Mais nenhum ser vivo é forçado a aprender trigonometria, mas suspeito que muitos tenham alguma forma de consciência, ainda que não façam contas de cabeça; e quando vistos como parte integrante de uma enorme rede bioquímica, de uma complexidade que excede a de qualquer concepção nossa, pergunto-me se somos sequer seres, ou se somos apenas célula, parte de um ser ou consciência maior, uma breve sinapse na enorme mente que é a vida neste planeta.
Mas mesmo isto, para o cosmologista impiedoso, não vai em contrário de que tudo está, sempre esteve, e sempre estará, pré-determinado. Tudo aquilo que achamos ser inovador, estava na verdade já previsto, a soma de tudo o que a esse momento levou. As possibilidades de divergência do destino que nos foi incumbido desde o nascer violento da realidade parecem ser nulas, e as forças que o movem, irresistíveis. Não temos poder. Mas - e então? Sou apenas uma consequência, um produto, um autómato do destino? Provavelmente. E então? Quer um gato ser mais do que um gato? Não estará perfeitamente satisfeito sendo um gato, condenado a ser fofo, receber festas constantes, fazer sestas entre sestas e regalar-se em cada pequena nesga de sol? Porque raio é que meti na cabeça que tinha de ser mais do que isso, que tinha de ser mais do que uma coisa no mundo?
Entre determinismo e livre-arbítrio, estou inclinado a acreditar num espaço intermédio. Por alguma razão os meus avós estão juntos há tanto tempo, encontrando no duelo e no diálogo uma medida de estabilidade, porque nem um nem o outro são donos da razão. E há espaço para os dois.

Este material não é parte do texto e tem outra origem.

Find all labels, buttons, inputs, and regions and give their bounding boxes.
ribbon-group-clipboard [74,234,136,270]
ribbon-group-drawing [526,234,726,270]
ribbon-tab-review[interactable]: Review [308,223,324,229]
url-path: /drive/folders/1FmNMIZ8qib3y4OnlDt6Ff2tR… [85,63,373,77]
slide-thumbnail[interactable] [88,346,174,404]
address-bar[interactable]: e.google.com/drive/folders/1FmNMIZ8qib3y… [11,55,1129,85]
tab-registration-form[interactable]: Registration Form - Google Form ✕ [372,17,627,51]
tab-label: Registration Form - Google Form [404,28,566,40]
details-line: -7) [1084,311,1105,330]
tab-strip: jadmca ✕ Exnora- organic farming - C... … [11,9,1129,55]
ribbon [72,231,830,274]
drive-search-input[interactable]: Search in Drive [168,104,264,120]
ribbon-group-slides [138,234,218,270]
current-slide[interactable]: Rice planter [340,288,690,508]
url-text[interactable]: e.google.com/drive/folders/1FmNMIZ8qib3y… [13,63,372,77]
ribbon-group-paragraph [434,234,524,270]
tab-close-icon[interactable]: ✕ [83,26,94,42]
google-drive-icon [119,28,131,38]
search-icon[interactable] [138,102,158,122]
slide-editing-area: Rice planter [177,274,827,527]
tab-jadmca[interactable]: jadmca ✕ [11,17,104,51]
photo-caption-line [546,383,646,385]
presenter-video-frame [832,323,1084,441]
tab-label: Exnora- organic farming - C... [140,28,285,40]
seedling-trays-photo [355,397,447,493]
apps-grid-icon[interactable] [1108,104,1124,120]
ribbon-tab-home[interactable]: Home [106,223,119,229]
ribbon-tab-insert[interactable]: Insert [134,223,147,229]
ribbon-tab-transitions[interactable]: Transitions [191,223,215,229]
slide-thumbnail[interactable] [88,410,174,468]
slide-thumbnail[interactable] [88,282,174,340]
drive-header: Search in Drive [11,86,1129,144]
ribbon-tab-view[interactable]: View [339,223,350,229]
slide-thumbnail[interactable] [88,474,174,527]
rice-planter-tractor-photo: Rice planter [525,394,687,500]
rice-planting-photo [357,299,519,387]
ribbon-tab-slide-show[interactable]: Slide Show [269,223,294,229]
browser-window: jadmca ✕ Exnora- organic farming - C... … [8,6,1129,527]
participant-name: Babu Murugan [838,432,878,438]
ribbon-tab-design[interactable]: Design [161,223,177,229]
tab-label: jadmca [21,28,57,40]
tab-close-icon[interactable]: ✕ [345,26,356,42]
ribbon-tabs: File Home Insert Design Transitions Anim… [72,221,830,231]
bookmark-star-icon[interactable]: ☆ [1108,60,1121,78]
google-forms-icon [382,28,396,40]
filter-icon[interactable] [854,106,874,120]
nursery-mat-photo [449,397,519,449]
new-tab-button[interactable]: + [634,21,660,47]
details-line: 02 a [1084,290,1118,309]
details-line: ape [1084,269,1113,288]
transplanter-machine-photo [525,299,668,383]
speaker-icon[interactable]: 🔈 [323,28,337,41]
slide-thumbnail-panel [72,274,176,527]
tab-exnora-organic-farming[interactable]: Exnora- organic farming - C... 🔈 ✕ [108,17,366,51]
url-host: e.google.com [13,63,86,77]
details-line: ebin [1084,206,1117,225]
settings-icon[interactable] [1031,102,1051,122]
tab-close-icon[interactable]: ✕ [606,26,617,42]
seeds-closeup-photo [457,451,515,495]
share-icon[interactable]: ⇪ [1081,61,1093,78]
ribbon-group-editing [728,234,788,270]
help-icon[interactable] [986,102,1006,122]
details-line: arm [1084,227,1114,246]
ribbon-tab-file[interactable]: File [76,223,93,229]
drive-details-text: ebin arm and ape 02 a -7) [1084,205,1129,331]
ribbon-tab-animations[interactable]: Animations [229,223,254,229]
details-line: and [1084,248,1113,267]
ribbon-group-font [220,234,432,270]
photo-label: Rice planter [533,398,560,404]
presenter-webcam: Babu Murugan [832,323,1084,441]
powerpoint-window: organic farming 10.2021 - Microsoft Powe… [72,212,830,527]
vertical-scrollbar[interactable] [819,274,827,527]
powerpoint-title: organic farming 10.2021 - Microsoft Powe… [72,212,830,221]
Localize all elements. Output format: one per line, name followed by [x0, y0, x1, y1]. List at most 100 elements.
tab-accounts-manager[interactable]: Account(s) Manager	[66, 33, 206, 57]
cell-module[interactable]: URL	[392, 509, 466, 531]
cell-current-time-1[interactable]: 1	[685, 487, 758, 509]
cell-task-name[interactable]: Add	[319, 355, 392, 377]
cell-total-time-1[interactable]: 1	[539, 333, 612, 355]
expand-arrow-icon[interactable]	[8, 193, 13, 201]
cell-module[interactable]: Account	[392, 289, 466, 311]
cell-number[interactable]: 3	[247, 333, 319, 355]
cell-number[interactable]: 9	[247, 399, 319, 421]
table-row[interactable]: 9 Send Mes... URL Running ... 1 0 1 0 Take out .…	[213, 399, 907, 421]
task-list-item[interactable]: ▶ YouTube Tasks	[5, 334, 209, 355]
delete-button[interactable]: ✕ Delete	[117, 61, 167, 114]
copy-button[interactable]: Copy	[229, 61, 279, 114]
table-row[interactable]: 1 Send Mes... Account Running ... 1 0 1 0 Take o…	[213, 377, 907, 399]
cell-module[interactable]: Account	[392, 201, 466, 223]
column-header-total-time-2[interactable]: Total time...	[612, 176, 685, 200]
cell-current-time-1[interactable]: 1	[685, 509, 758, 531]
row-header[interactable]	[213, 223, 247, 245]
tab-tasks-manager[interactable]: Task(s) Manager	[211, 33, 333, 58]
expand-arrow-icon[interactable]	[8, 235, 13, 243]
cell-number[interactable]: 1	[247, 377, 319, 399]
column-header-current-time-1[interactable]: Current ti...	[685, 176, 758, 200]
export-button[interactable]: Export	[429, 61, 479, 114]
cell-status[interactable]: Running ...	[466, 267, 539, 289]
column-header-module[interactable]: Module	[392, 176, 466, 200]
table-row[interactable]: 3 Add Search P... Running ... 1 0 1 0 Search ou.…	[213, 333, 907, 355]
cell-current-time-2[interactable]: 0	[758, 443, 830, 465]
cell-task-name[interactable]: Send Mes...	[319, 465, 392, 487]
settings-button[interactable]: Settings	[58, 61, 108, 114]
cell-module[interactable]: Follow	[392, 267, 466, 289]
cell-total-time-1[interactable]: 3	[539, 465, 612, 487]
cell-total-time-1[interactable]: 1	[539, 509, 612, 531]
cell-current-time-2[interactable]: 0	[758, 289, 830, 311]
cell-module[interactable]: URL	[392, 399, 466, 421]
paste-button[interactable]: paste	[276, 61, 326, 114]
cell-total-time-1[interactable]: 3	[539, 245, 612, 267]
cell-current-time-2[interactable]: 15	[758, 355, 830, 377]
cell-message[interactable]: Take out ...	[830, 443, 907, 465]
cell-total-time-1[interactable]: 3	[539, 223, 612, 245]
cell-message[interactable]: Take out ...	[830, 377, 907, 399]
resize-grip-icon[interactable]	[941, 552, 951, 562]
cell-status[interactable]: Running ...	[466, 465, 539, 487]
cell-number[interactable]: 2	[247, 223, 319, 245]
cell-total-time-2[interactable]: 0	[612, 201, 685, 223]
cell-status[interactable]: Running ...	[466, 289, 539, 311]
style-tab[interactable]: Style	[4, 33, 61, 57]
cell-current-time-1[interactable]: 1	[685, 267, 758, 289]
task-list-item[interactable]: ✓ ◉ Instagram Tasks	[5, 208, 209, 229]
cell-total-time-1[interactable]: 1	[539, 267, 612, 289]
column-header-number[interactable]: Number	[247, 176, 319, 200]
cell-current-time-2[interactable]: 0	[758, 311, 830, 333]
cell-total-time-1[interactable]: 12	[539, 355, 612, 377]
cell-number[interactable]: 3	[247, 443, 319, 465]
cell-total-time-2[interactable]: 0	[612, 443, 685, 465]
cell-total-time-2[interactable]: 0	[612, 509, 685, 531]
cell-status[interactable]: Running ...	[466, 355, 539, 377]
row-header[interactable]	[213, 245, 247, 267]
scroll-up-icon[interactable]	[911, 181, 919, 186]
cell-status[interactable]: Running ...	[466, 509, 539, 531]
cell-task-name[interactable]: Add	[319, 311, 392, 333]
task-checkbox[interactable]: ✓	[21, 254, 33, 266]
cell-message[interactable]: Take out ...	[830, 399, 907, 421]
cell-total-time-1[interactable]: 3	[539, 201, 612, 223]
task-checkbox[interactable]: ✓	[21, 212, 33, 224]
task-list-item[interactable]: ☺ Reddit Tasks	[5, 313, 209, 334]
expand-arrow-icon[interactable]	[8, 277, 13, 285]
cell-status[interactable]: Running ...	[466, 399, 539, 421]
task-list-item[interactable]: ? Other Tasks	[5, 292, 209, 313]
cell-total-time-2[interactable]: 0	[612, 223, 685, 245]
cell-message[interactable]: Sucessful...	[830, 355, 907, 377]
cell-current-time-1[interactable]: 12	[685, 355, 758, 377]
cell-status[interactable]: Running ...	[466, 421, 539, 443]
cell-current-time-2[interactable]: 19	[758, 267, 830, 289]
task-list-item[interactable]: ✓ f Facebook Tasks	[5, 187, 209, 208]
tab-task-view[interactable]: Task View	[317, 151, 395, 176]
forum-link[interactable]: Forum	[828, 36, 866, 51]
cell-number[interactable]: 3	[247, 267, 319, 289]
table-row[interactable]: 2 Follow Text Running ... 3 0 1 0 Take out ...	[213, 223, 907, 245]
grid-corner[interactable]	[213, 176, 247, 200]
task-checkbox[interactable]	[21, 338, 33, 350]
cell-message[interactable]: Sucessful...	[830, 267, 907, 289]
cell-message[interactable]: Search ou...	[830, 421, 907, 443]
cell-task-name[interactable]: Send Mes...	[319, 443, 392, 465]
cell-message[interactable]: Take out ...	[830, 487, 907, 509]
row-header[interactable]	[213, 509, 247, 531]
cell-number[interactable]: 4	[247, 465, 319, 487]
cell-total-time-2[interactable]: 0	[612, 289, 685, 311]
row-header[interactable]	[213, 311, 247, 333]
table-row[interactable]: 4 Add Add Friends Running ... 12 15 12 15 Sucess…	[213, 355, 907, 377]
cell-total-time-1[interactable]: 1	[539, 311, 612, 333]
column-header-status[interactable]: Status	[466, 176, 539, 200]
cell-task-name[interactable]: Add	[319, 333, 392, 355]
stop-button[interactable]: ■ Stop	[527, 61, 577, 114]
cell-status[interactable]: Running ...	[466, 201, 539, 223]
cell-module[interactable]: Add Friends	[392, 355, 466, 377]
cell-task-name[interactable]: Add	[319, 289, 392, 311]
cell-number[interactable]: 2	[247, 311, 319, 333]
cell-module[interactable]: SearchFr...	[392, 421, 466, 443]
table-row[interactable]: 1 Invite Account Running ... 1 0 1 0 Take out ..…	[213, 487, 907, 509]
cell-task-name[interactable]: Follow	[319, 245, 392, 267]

Ilusão ou não, quero coisas, de onde quer que venha esse querer. Crio coisas, mesmo que a minha mão seja mero agente do inevitável. Descubro coisas, mesmo que elas tenham sempre lá estado. Escolho coisas, mesmo que a escolha já esteja tomada de antemão. Se é tudo um teatro, representando o papel que o cosmos, por acaso ou por desígnio (que no fim vai dar ao mesmo) nos atribui, então tenho gosto em estar em palco. E se, no meio disto tudo, somos livres ou não, que tratem os filósofos; tenho, pelo menos, a liberdade para me deixar ou não embrenhar. Porque felizmente, quis o destino que eu fosse artista, e a ilusão o meu ofício.